INEP Revalida - Exame Nacional de Revalidação de Diplomas Médicos — Prova 2024
Um homem de 72 anos procura atendimento devido a dor lombar inespecífica há 1 mês. Nega hematúria e sintomas urinários. Relata ter diabetes mellitus tipo 2 e hipertensão arterial sistêmica, faz uso de metformina, hidroclorotiazida, nifedipino, propranolol e sinvastatina. Em tomografia de abdome e pelve, identifica-se lesão sólida, nodular, hipervascular no terço médio do rim esquerdo, posterior e parcialmente exofítica, medindo 3,8 cm no maior diâmetro, sem linfonodomegalias. Em complementação de estadiamento, por meio de tomografia de tórax, não foram identificadas evidências de doença à distância.Diante desse quadro, a hipótese diagnóstica mais provável é
Massa renal sólida, hipervascular, em idoso com dor lombar inespecífica → Carcinoma de Células Renais até prova em contrário.
O carcinoma de células renais (CCR) é o tumor renal mais comum em adultos. Apresenta-se frequentemente como uma massa sólida, hipervascular, detectada incidentalmente ou por sintomas inespecíficos como dor lombar. A ausência de metástases à distância e linfonodomegalias sugere doença localizada.

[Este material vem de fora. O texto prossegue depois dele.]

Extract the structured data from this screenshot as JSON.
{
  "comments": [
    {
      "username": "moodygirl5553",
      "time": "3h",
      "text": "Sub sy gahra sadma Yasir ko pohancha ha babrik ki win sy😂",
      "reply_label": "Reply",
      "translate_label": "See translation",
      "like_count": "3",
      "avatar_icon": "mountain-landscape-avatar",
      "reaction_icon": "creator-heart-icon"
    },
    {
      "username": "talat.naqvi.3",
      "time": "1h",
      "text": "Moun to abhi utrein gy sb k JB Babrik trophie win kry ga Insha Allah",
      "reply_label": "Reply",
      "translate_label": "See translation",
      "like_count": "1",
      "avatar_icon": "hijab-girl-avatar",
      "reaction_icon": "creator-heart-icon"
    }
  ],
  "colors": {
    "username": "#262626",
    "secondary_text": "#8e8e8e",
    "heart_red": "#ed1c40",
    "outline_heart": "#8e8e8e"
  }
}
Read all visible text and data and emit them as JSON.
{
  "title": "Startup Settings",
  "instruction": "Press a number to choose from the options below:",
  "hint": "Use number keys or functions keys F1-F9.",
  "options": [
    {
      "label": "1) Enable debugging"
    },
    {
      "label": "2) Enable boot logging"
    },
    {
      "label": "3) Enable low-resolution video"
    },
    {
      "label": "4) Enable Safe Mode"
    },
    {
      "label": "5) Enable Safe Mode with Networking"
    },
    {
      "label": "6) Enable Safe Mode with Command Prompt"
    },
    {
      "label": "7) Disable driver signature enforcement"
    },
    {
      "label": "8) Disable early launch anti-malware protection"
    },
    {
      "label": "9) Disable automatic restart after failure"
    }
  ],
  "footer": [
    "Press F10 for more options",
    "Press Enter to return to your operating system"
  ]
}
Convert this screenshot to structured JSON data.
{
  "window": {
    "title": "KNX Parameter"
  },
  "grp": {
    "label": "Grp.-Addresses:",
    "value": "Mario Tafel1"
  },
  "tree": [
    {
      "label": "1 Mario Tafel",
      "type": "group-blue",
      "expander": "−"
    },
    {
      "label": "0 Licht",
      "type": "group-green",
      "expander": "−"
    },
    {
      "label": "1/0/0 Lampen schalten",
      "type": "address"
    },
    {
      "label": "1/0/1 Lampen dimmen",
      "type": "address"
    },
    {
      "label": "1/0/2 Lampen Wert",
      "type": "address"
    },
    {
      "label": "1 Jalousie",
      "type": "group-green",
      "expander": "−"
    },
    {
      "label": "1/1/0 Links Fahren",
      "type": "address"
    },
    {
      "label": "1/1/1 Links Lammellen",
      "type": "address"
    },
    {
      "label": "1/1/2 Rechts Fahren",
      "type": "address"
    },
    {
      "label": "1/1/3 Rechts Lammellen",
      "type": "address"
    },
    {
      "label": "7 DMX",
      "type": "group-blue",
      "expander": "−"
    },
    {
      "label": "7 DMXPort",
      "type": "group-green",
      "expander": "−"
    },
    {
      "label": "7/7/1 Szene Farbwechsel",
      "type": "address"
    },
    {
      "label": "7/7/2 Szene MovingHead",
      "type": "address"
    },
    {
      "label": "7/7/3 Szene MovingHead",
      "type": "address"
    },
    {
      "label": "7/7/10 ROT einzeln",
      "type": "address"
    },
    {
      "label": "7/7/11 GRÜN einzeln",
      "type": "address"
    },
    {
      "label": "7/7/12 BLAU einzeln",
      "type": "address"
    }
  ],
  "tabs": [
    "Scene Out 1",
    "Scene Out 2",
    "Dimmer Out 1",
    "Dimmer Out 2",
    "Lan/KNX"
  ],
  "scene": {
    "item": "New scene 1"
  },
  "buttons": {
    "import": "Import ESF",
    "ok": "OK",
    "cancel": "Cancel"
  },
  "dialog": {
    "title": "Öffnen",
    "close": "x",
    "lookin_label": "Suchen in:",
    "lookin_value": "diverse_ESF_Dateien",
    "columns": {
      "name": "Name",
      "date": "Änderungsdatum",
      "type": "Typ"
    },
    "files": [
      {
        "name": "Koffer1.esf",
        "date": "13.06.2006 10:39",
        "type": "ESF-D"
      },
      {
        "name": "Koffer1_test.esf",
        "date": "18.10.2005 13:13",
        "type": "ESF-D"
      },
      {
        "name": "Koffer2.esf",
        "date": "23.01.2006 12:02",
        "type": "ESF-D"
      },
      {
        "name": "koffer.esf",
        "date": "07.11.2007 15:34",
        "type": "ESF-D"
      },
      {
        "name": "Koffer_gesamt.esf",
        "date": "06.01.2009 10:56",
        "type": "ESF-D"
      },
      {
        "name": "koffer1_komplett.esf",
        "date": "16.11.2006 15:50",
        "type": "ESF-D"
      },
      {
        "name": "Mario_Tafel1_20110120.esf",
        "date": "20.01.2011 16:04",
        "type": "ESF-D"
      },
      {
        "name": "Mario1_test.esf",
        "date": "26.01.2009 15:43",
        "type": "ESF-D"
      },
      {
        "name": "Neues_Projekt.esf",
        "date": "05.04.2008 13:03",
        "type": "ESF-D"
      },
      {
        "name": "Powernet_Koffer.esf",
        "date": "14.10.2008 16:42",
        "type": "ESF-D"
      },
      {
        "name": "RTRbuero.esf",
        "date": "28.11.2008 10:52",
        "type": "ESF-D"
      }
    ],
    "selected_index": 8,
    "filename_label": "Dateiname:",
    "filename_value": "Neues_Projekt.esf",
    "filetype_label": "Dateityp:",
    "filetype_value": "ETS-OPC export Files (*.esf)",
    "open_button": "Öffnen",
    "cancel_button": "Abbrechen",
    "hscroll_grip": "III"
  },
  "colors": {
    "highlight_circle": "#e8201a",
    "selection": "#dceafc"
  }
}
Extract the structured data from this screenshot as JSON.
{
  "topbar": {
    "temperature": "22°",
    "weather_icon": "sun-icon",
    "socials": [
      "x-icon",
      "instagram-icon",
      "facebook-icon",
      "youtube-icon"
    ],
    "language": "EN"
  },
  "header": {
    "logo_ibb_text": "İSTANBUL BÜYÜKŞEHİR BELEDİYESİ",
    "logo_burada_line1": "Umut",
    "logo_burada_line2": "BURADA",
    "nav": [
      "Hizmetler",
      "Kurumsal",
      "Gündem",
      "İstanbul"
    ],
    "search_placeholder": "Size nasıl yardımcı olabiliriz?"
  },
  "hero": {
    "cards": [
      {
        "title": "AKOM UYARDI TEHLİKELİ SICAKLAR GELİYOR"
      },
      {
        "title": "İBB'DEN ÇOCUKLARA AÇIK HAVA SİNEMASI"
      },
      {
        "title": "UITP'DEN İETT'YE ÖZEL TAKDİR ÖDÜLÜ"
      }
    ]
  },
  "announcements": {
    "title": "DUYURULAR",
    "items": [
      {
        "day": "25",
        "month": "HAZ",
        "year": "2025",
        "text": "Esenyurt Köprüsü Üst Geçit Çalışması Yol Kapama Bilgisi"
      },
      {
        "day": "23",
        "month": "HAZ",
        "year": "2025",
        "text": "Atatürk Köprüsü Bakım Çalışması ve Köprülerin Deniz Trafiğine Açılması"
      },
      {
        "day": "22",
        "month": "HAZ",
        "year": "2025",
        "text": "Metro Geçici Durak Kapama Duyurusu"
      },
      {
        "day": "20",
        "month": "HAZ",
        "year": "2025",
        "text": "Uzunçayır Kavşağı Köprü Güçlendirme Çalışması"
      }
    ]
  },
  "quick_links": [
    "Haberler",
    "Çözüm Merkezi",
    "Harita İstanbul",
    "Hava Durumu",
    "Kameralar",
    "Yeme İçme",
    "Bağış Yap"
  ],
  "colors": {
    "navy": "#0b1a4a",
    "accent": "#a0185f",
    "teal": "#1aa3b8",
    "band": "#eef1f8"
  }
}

O carcinoma de células renais (CCR) é o tumor maligno mais comum do rim em adultos, sendo responsável por aproximadamente 90% das neoplasias renais. Sua incidência é maior em homens e em idosos, com pico entre 60 e 70 anos. Fatores de risco incluem tabagismo, obesidade, hipertensão e doença renal crônica. A apresentação clínica clássica (hematúria, dor lombar e massa palpável) é rara atualmente, sendo a maioria dos tumores descoberta incidentalmente em exames de imagem realizados por outras razões. No caso apresentado, a lesão sólida, nodular, hipervascular, parcialmente exofítica e medindo 3,8 cm, sem linfonodomegalias ou metástases à distância, é altamente sugestiva de CCR. A hipervascularização é uma característica marcante do CCR na tomografia com contraste. A dor lombar inespecífica pode ser um sintoma de apresentação, embora não seja específica. O estadiamento do CCR é crucial para definir a conduta. Tumores localizados, como o descrito (T1a, < 4 cm), geralmente são tratados com nefrectomia parcial, que visa preservar o máximo de tecido renal saudável. Sarcoma renal e linfoma renal são menos comuns e teriam características de imagem e apresentação clínica distintas. Tumor metastático seria uma possibilidade se houvesse um primário conhecido e múltiplos focos, mas a descrição é de uma lesão única e primária no rim.
Fatores de risco incluem tabagismo, obesidade, hipertensão arterial, doença renal cística adquirida em pacientes em diálise e certas síndromes genéticas como a doença de von Hippel-Lindau.
Na tomografia, o CCR geralmente se apresenta como uma massa sólida, heterogênea, com realce significativo após contraste (hipervascular), e pode ser exofítica, invadir o sistema coletor ou a veia renal.
O estadiamento é feito com base no tamanho do tumor, invasão de estruturas adjacentes, envolvimento de linfonodos regionais e presença de metástases à distância, geralmente por tomografia de abdome, pelve e tórax.